Mais ses diatribes sont sans intérêt, sinon celui de jouer encore Tartuffe sur les plateaux télé, l’accident, quel qu’il soit et malgré qu’il en ait, n’étant qu’un fâcheux concours de circonstances, c’est à dire se trouver là quand il n’eût pas fallu, peu importe la vitesse à laquelle on parvient sur ce lieu de rencontre.
Bien plus inquiétants et arrogants pour la liberté des femmes sont les propos du président des obstétriciens-gynécologues de France, Bertrand de Rochambeau, qui refuse de pratiquer des IVG parce que, lui et ses collègues, qu’il associe sans vergogne avant de connaître leur avis, ne sont « pas là pour retirer des vies ».
On discutera à l’infini sur la nature de l’embryon.
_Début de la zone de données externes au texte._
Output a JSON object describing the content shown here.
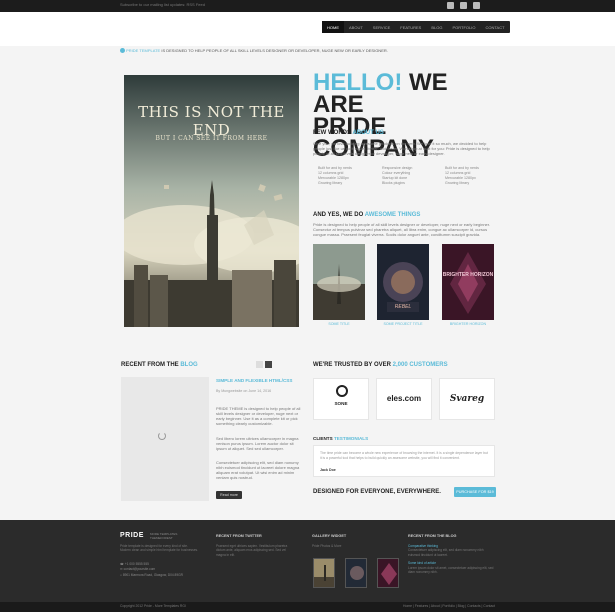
{
  "topbar": {
    "note": "Subscribe to our mailing list updates: RSS Feed",
    "social_icons": [
      "twitter-icon",
      "facebook-icon",
      "rss-icon"
    ]
  },
  "nav": {
    "items": [
      "HOME",
      "ABOUT",
      "SERVICE",
      "FEATURES",
      "BLOG",
      "PORTFOLIO",
      "CONTACT"
    ],
    "active_index": 0
  },
  "intro": {
    "tag": "PRIDE TEMPLATE",
    "text": "IS DESIGNED TO HELP PEOPLE OF ALL SKILL LEVELS DESIGNER OR DEVELOPER, NUGE NEW OR EARLY DESIGNER."
  },
  "hero": {
    "image_title": "THIS IS NOT THE END",
    "image_subtitle": "BUT I CAN SEE IT FROM HERE",
    "hello": "HELLO!",
    "we_are": "WE ARE",
    "company": "PRIDE COMPANY"
  },
  "about": {
    "title_prefix": "FEW WORDS",
    "title_highlight": "ABOUT US",
    "text": "Give you, we love building awesome products on the web. We love it so much, we decided to help people just like us do it easier, better, and faster. Workshop at built for you: Pride is designed to help people of all skill levels designer or developer, nuge new or early designer.",
    "columns": [
      [
        "Built for and by nerds",
        "12 columns grid",
        "Mercurable 1280px",
        "Growing library"
      ],
      [
        "Responsive design",
        "Colour everything",
        "Startup kit done",
        "Blocks plugins"
      ],
      [
        "Built for and by nerds",
        "12 columns grid",
        "Mercurable 1280px",
        "Growing library"
      ]
    ]
  },
  "awesome": {
    "title_prefix": "AND YES, WE DO",
    "title_highlight": "AWESOME THINGS",
    "text": "Pride is designed to help people of all skill levels designer or developer, nuge next or early beginner. Consectur at tempus pulvinar sed pharetra aliquet, all libra enim, congue ac ullamcorper id, cursus congue massa. Praesent feugiat viverra. Sociis dolor anguet ante, conditumm suscipit gravida.",
    "thumbs": [
      {
        "caption": "SOME TITLE",
        "label": ""
      },
      {
        "caption": "SOME PROJECT TITLE",
        "label": "REBEL"
      },
      {
        "caption": "BRIGHTER HORIZON",
        "label": "BRIGHTER HORIZON"
      }
    ]
  },
  "blog": {
    "title_prefix": "RECENT FROM THE",
    "title_highlight": "BLOG",
    "post_title": "SIMPLE AND FLEXIBLE HTML/CSS",
    "meta": "By Mungwebsite on June 14, 2016",
    "paragraphs": [
      "PRIDE THEME is designed to help people of all skill levels designer or developer, nuge next or early beginner. Use it as a complete kit or pick something clearly customizable.",
      "Sed libero lorem ultrices ullamcorper in magna venison purus ipsum. Lorem auctor dolor sit ipsum ut aliquet. Sed sed ullamcorper.",
      "Consectetuer adipiscing elit, sed diam nonumy nibh euismod tincidunt ut laoreet dolore magna aliquam erat volutpat. Ut wisi enim ad minim veniam quis nostrud."
    ],
    "read_more": "Read more"
  },
  "trust": {
    "title_prefix": "WE'RE TRUSTED BY OVER",
    "title_highlight": "2,000 CUSTOMERS",
    "logos": [
      "SONE",
      "eles.com",
      "Svareg"
    ]
  },
  "clients": {
    "title_prefix": "CLIENTS",
    "title_highlight": "TESTIMONIALS",
    "quote": "The time pride can become a whole new experience of browsing the internet. It is a single dependence layer but it is a powerful tool that helps to build quickly an awesome website, you will find it convenient.",
    "author": "Jack Doe"
  },
  "designed": {
    "text": "DESIGNED FOR EVERYONE, EVERYWHERE.",
    "button": "PURCHASE FOR $19"
  },
  "footer": {
    "logo": "PRIDE",
    "logo_sub1": "MORE TEMPLATES",
    "logo_sub2": "THEMEFOREST",
    "description": "Pride template is designed for every kind of site. Modern clean and simple html template for businesses.",
    "contact": [
      "+1 000 5555 555",
      "contact@yoursite.com",
      "8901 Marmora Road, Glasgow, D04 89GR"
    ],
    "twitter_title": "RECENT FROM TWITTER",
    "tweets": "Praesent eget ultrices sapien. Vestibulum pharetra dictum ante, aliquam eros adipiscing sed. Sed vel magna in elit.",
    "gallery_title": "GALLERY WIDGET",
    "gallery_text": "Pride Photos & More",
    "blog_title": "RECENT FROM THE BLOG",
    "blog_posts": [
      {
        "title": "Comparative thinking",
        "text": "Consectetuer adipiscing elit, sed diam nonummy nibh euismod tincidunt ut laoreet."
      },
      {
        "title": "Some kind of article",
        "text": "Lorem ipsum dolor sit amet, consectetuer adipiscing elit, sed diam nonummy nibh."
      }
    ]
  },
  "bottom": {
    "copyright": "Copyright 2012 Pride - More Templates RGI",
    "links": "Home | Features | About | Portfolio | Blog | Contacts | Contact"
  }
}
Est-il ou non un être humain à sept semaines ? Qu’en est-il à douze semaines après l’absence de menstruation ? Je noterai simplement qu’à cinq jours, et certainement à plus long terme, l’embryon peut être congelé puis décongelé viable, ce que tout être humain ne supporterait pas, tendant à prouver ainsi que ce conglomérat de cellules est encore loin de pouvoir être considéré comme un être pensant biologiquement parlant.
Mais peu importe, ce qui demeure c’est le risque de voir ces femmes, refusant la conception pour des raisons qui n’appartiennent qu’à chacune d’entre elles et à elles seules, de les voir donc catapulter par l’égoïsme de ce médecin vers des extrémités qu’il est censé leur épargner.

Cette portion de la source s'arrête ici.